The Shadow's power to “Cloud Men’s Minds” is less pretentiously described as him having various psychic abilities. He can project illusions, hypnotize people, control their minds, and make himself seem invisible (or, appropriately, like a living shadow), just to name a few examples of his talents. However, while these abilities are certainly useful ones, the Shadow is also skilled in other, more traditional fields: he is a fine marksman, as skilled with his dual-wielding silver-plated pistols as he is with a rifle or machine gun. His learning of the martial arts makes him a skilled melee warrior, and he has at least some knowledge of various sciences (how much varies from version to version) and forensic techniques. The Shadow is also aided by a veritable army of Agents: people he has saved in the past who now do his bidding, acting as his eyes and ears. Probably the most noteworthy are Margot Lane (a glamorous young lady who is his love interest), Harry Vincent (the Shadow’s chief spy, who really only shows up in printed material), and Moe “Shrevvy” Shrevnitz (a cabby who is essentially the Shadow’s chauffeur).
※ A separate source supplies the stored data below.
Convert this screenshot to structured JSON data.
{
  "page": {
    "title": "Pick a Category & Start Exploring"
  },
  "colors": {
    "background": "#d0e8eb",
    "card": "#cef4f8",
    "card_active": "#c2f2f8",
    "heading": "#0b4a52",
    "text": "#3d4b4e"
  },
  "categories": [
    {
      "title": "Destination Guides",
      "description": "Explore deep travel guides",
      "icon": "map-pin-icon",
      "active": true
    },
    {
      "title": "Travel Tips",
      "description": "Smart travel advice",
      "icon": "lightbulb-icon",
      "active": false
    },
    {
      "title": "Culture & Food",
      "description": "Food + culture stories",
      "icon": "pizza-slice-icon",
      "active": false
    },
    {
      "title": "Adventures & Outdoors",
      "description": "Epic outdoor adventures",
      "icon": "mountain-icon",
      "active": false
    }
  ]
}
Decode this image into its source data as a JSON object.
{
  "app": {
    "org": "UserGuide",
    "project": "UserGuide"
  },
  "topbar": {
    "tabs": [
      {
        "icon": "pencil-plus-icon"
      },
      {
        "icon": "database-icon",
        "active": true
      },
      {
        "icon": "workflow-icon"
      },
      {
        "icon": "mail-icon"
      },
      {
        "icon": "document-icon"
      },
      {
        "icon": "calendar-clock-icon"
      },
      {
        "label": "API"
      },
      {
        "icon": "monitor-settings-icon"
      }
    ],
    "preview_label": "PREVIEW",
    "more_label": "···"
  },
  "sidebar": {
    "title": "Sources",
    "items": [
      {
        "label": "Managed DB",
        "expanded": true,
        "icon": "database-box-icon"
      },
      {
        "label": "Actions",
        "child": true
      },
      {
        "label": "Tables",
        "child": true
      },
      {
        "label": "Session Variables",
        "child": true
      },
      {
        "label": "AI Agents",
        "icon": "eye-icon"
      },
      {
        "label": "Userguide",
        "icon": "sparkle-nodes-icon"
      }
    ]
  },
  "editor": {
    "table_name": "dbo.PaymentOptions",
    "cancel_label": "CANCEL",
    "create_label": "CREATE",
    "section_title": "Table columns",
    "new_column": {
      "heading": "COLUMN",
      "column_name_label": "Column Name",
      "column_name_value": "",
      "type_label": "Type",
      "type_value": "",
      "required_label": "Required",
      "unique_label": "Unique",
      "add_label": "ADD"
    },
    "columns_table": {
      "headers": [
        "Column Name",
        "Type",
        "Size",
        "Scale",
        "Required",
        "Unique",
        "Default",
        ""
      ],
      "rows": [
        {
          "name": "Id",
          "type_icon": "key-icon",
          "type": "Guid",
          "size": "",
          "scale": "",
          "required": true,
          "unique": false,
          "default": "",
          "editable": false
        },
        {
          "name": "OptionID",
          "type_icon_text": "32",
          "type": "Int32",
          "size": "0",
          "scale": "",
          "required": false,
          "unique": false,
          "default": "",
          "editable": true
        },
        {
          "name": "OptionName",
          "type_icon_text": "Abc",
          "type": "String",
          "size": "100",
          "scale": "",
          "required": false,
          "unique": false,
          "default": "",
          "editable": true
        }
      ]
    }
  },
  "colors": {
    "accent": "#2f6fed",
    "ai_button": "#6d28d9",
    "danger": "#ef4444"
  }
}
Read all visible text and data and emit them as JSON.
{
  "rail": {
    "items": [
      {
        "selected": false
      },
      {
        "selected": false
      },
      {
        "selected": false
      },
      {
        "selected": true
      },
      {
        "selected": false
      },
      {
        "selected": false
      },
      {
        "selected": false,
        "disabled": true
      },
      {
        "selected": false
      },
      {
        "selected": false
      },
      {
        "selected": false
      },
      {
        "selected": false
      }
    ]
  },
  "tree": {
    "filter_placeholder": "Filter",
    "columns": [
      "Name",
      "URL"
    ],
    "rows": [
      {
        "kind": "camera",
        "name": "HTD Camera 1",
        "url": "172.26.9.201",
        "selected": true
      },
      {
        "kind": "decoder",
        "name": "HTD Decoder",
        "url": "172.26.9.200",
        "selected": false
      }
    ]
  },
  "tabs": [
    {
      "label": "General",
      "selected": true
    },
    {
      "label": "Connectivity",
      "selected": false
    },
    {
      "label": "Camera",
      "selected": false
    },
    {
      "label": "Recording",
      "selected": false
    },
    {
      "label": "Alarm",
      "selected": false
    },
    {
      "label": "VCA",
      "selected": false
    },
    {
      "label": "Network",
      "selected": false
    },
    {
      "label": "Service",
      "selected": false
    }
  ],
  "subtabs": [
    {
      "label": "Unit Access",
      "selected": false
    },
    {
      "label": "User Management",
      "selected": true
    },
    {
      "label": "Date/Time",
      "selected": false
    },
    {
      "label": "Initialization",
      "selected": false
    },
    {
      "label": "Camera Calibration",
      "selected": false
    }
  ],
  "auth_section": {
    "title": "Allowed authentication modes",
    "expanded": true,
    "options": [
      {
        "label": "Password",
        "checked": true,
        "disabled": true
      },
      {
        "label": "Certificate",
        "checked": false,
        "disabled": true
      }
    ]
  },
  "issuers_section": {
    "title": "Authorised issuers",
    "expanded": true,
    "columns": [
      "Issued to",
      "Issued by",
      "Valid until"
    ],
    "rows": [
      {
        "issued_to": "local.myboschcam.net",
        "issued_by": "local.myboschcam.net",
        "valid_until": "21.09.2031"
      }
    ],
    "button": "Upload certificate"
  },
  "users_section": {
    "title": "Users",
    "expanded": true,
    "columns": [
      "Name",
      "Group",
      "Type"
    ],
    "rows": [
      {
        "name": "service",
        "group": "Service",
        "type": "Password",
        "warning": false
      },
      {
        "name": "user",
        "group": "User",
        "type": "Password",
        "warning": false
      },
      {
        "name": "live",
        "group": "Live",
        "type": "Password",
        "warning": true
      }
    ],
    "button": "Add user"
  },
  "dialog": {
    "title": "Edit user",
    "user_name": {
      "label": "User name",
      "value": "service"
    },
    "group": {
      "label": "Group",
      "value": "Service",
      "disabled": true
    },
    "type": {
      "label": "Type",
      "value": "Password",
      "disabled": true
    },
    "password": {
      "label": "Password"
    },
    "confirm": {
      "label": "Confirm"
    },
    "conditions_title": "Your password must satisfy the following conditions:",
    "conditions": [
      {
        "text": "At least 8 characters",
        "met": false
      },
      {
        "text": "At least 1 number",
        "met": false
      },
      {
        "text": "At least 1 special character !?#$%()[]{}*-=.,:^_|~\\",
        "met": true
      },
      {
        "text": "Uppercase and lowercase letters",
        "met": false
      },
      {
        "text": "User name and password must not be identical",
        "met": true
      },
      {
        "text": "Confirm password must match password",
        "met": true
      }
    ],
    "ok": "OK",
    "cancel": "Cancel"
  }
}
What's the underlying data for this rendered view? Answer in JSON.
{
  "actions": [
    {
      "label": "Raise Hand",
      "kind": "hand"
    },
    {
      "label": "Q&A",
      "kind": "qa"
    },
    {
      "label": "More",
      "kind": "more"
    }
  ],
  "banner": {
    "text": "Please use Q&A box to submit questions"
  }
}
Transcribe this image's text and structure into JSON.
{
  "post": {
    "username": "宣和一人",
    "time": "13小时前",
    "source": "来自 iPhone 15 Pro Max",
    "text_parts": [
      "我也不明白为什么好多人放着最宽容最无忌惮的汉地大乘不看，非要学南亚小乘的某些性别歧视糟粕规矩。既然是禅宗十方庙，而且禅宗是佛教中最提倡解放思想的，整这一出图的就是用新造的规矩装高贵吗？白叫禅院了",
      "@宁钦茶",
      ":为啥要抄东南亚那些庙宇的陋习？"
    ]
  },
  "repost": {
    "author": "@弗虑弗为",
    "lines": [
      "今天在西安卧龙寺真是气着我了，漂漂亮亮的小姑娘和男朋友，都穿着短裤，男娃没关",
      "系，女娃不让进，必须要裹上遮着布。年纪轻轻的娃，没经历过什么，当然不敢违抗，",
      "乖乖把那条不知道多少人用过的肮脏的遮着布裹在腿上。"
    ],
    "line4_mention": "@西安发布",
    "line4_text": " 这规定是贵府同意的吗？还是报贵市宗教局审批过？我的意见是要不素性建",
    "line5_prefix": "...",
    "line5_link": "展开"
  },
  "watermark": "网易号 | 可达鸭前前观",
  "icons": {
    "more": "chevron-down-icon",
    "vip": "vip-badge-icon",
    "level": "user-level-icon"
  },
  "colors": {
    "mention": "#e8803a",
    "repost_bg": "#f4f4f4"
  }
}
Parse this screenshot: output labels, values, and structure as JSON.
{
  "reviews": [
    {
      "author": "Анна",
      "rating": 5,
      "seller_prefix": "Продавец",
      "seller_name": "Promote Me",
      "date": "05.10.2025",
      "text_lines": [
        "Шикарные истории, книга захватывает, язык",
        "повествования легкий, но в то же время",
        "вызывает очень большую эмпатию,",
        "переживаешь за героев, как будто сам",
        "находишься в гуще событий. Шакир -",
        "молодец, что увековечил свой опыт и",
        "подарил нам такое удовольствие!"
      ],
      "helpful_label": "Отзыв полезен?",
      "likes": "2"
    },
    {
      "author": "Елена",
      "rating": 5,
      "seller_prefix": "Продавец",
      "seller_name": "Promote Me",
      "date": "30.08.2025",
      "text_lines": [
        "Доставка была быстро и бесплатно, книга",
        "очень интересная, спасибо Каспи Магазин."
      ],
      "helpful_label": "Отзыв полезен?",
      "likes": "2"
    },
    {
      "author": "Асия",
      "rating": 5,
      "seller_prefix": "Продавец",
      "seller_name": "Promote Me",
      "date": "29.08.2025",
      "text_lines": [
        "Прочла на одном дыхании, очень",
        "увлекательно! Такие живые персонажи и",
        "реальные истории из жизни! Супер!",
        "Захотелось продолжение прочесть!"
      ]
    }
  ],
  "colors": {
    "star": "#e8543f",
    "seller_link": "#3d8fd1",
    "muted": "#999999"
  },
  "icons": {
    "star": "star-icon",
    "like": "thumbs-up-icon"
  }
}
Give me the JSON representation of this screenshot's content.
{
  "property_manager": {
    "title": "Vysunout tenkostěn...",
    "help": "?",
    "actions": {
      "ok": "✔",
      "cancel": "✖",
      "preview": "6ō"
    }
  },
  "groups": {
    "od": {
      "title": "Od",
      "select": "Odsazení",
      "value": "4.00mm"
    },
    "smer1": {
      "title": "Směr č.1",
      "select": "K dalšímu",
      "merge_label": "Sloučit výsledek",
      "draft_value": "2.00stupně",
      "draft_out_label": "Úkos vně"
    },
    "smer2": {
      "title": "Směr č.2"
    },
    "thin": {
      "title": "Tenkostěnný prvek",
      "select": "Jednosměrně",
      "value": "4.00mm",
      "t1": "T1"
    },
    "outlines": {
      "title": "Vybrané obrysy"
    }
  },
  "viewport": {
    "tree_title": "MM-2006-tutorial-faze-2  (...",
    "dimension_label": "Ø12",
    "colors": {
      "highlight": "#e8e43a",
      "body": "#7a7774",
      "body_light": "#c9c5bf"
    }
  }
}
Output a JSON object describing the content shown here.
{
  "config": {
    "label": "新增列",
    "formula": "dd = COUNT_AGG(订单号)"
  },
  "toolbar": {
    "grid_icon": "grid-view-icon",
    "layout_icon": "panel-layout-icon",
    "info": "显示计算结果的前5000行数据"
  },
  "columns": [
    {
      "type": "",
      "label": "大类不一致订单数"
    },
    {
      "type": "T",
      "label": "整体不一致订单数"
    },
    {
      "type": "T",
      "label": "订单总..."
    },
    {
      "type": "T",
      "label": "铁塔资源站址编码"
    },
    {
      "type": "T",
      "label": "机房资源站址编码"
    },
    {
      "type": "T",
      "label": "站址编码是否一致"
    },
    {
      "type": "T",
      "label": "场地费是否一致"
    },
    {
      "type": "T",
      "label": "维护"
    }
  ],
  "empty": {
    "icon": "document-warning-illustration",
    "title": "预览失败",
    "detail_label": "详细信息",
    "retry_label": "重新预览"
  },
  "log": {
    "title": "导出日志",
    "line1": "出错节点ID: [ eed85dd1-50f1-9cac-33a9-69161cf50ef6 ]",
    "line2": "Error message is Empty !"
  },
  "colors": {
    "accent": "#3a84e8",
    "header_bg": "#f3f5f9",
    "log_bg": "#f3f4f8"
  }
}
The most interesting point about the Shadow, and where his character’s development shines most intriguingly, is his morality: the Shadow is an objectivist character, who acts as an agent of vengeance against all wrongdoers, no matter the mitigating circumstances. Some would say this is inaccurate, but I would say the Shadow best counts as an anti-hero. He sees the world often in black and white, and obsessively and downright SADISTICALLY faces his opponents. He delights in taunting them with purple prose, laughing as he leads them to destruction, and is often just as frightening as the villains he defeats. Under the surface, there is a soft side to his soul…but if you’re a supervillain, a gangster, or anyone else who might cross his path, start praying.
“For who knows what evil lurks in the hearts of men? The Shadow Knows! HA HA HA!”
Tomorrow, the countdown enters the Top 3!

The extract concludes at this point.